Copyright ©2015 David B. Robins. Released under the Modified (3-clause) BSD License.
First release 2015-01-23.
This is a buddy allocator written in C++ (C++11) for use in an embedded environment.
It was originally used on an ARM software and has been built with GCC 4.8 and 4.9 (specifically, GNU tools for ARM embedded processors). Permission has been given by my employer to redistribute it provided the company name is not included. As of first release, we have been using it for about three months in several hundred devices and consider it stable production code. I wrote it because I wanted more deterministic fragmentation behavior than I could get from the default first-fit allocator.

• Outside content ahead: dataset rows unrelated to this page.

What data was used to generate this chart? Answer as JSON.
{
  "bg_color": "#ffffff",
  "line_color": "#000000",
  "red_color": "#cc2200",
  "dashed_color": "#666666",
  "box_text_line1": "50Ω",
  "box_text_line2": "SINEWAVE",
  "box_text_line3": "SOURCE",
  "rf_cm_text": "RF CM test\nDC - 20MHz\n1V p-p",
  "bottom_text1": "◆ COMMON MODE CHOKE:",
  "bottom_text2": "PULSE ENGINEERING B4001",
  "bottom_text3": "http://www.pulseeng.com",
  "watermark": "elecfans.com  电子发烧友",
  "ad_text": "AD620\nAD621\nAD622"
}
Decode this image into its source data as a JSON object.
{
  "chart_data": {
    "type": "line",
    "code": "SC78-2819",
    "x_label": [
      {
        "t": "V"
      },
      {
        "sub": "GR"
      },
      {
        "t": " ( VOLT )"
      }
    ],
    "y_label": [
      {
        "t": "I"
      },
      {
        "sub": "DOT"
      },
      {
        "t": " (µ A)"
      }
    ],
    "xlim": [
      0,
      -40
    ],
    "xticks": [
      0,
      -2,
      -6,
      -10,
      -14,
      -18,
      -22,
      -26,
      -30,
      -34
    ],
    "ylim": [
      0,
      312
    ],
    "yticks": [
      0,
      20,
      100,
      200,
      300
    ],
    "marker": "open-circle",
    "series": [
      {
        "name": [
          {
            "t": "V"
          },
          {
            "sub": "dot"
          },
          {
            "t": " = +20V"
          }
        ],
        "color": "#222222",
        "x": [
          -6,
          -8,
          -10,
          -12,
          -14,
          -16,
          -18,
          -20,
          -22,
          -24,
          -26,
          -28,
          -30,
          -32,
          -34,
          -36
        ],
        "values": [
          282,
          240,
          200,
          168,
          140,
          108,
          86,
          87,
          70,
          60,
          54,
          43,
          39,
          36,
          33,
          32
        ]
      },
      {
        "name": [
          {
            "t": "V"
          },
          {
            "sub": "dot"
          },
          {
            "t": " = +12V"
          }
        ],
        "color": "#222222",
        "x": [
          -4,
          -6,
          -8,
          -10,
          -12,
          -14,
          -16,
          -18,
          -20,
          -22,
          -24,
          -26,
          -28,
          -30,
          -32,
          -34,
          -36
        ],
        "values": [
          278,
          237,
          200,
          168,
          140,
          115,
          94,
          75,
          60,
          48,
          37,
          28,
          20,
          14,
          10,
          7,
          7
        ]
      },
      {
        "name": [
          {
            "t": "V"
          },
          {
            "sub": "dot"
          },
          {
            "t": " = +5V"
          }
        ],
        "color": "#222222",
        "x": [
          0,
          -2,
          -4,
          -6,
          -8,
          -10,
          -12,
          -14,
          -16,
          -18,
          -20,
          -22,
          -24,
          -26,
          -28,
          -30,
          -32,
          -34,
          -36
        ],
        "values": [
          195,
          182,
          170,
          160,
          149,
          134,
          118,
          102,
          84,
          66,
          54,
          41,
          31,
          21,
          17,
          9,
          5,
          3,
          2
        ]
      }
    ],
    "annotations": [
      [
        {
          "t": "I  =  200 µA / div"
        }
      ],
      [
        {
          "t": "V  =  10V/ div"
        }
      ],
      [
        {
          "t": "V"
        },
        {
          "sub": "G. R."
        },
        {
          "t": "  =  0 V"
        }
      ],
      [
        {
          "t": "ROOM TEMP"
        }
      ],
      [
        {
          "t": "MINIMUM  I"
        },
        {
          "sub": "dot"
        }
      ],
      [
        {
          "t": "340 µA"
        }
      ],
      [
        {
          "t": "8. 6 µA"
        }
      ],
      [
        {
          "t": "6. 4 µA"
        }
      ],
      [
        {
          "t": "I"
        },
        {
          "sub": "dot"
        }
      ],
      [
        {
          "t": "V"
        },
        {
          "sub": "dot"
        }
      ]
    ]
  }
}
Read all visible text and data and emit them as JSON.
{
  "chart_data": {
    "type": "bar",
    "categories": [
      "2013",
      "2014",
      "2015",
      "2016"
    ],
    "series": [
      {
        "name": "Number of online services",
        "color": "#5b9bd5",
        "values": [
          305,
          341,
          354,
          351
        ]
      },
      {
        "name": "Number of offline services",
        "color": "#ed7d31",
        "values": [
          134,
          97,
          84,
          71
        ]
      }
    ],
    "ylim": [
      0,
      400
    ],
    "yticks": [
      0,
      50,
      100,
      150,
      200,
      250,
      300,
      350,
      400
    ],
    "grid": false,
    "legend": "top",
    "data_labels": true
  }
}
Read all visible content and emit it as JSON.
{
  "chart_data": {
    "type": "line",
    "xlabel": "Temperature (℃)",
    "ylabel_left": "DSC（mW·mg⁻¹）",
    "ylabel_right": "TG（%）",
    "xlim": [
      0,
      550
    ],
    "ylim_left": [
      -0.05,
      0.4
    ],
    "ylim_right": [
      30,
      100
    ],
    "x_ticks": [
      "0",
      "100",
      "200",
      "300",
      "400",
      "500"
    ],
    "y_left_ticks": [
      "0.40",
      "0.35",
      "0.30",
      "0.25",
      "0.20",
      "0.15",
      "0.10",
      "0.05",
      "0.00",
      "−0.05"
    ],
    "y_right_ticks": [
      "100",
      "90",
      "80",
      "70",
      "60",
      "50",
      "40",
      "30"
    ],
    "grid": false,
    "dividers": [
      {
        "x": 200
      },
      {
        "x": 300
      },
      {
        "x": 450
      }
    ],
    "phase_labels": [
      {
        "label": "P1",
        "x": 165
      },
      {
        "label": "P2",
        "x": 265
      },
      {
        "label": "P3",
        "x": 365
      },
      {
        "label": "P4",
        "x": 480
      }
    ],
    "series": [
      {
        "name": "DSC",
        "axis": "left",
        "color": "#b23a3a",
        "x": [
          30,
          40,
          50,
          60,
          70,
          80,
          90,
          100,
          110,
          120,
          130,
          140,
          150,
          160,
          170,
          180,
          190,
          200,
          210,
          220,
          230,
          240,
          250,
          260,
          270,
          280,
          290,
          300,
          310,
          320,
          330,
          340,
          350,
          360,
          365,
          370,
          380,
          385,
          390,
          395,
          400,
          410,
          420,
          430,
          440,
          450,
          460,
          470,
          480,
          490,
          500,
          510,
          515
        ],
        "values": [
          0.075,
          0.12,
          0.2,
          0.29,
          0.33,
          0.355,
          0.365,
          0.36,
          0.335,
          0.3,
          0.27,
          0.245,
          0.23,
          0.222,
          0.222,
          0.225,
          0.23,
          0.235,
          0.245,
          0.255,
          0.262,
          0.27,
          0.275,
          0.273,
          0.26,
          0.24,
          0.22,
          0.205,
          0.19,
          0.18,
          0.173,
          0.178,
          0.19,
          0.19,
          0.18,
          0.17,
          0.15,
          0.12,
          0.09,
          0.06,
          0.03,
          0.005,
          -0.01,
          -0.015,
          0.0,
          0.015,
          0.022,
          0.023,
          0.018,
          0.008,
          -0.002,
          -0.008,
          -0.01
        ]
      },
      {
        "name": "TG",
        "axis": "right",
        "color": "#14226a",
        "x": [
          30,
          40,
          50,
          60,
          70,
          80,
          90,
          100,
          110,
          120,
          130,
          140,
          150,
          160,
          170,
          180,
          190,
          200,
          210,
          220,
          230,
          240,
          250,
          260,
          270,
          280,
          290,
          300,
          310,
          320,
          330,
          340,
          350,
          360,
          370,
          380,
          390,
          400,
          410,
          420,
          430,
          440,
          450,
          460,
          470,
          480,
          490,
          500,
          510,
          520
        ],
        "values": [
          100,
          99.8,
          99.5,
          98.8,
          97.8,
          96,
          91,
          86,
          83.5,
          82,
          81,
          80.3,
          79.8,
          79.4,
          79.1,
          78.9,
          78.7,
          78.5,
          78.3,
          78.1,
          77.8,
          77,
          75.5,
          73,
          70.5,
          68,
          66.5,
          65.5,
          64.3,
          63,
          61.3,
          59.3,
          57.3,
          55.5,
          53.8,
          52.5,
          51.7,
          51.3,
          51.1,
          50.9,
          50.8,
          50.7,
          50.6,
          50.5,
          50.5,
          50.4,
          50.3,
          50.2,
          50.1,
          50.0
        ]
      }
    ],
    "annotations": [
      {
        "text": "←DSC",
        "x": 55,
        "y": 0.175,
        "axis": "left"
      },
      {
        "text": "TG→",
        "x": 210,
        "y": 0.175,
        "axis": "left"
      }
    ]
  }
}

The project includes an SConstruct file that will build with the SCons software construction tool. It is set up to build a test harness using Googletest (set environment variable GTEST_DIR
to your Googletest path, e.g. C:\tools\gtest\gtest-1.7.0
) using MinGW on Windows (while the allocator was written for an embedded system, the test project as a whole requires a host; there's no reason it shouldn't run on Linux or other OSes with minor changes). Running scons
will build an executable test harness that can be run as build/test
.
Memory overhead is 2 bits per smallest block, i.e., if the smallest block is 16 (2^4) bytes and the arena size is 1k (2^10), then it would be 2*1024/16 or 128 bits = 16 bytes.
Create an arena by including the header and defining an Allocator<min, heap>
where min
is the size of the smallest block as a power of 2 (e.g., use 4 for 16) and heap
is the entire heap size, also as a power of 2 (e.g., use 10 for 1024 or 1k).
#include "Alloc.h"
Allocator<4, 10> g_alloc;
Memory can be allocated using the PtAlloc
methods; there is one for an array allocation, which takes a length, and another for allocating a regular type. They return a std::unique_ptr<T>
(or T[]
) which will free the memory when it goes out of scope.
auto pmystruct = g_alloc.PtAlloc<MyStruct>();
auto pb = g_alloc.PtAlloc<uint8_t>(32);
If the allocation fails, nullptr
is returned (exceptions were not enabled in the embedded project).
If it is necessary to detach the pointer without freeing it, use std::unique_ptr<T>::release
; you can re-attach it to obtain another std::unique_ptr<T>
with the appropriate deleter using PtAttach
(or PtAttachRg
for arrays). Prefer using and moving the std::unique_ptr<T>
if possible.
auto pfoo = g_alloc.PtAlloc<Foo>();
ABC abc;
abc.pfoo = pfoo.release(); // ABC::pfoo is a Foo *
// ... later ...
auto pfoo = g_alloc.PtAttach(abc.pfoo);
If it better matches your project's requirements, you can expose the private PvAlloc
and FreePv
methods and use them to allocate bytes and return a void *
and free directly rather than using RAII. This is not recommended except for use with legacy code.
The implementation sacrifices some speed to save memory by not using free lists; instead, a bitmap representing a contiguous array of the smallest block is used to track allocations, with 2 bits per smallest block (see above). The first (high) bit is set if the block is in-use; the second is set if it is the end of a logical block. For example, the initial state is 00 00 00 ... 00 01, meaning one free block the size of the whole arena. It can then be split recursively down to the minimum size by flagging the appropriate smallest-block as an end-block.
It may be instructive to define TEST_OUTPUT
when running the tests to see how the block bitmap changes after various operations.